Randy PetwayIn the book world, the shoeboxes are legendary. They are where so many authors’ contracts and other legal instruments often ended up – an ad hoc filing system that worked reliably well, at least in the days before digital.

Rights and permissions staff long struggled with cast-off cartons because they had little choice. Other areas of a publishing house, from editorial to publicity, were devoted to new product and got all the attention and resources. In 2015, though, opportunities to monetize rights and permissions are mushrooming, and they no longer can be managed out of a shoebox.

At the London Book Fair this month, Randy Petway, executive vice president with Publishing Technology, will speak on “Rights on the Money: Are You Fully Monetizing Your IP?” Given the rising pressure to identify new revenue sources, it amounts to a call to action for publishers around the world.

“Publishers are being squeezed and, all of a sudden, need to increase revenue sources.

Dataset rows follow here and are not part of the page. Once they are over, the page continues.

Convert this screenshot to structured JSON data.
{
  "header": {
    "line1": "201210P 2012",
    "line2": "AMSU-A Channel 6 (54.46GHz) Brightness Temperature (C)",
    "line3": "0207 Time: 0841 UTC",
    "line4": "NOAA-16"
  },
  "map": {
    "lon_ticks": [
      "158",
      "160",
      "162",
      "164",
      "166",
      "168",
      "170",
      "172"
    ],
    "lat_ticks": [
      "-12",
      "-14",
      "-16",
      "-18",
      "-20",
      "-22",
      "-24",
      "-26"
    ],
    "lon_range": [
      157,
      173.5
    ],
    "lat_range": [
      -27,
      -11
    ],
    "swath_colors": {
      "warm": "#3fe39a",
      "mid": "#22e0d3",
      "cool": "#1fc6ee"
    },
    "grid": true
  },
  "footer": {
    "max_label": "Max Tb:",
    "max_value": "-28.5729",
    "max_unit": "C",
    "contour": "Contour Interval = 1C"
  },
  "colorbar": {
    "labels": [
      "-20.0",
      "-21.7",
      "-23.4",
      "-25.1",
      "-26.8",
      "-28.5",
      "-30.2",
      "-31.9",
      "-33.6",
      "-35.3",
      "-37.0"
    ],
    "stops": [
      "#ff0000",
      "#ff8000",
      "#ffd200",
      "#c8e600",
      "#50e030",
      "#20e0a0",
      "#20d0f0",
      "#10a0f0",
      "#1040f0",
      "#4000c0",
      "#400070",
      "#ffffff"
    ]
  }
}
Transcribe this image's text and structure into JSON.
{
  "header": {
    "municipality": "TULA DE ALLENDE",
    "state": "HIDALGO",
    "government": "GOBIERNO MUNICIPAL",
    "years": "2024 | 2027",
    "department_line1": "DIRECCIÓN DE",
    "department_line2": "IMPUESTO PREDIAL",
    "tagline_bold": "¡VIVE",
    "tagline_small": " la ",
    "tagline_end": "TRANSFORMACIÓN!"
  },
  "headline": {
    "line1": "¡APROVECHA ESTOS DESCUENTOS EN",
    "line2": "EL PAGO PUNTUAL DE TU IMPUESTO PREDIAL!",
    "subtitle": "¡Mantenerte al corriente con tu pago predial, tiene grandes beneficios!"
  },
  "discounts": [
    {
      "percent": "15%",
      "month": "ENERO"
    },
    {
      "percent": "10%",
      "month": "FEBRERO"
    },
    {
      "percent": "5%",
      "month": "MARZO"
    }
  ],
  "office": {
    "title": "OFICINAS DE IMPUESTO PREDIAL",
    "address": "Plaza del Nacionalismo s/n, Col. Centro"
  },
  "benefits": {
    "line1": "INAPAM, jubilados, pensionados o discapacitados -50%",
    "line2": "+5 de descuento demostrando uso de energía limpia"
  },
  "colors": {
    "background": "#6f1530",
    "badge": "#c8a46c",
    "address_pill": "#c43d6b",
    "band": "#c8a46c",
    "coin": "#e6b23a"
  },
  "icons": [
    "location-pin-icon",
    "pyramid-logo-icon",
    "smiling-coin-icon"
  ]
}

Rights are an optimal place to start, but an investment needs to be made in a place where publishers have not traditionally invested,” Petway says.

“Rights and licensing has become a matrix with an impossible number of points to manage,” he tells CCC’s Chris Kenneally. “The rise of digital publishing and subscription models have only expanded the matrix exponentially, offering more ways of licensing, more rules, and more complexity.”

Publishing Technology was formed in 2007 following the merger of Ingenta, VISTA, and Publishers Communication Group. Randy Petway leads the strategic development for the company’s enterprise and digital publishing solutions.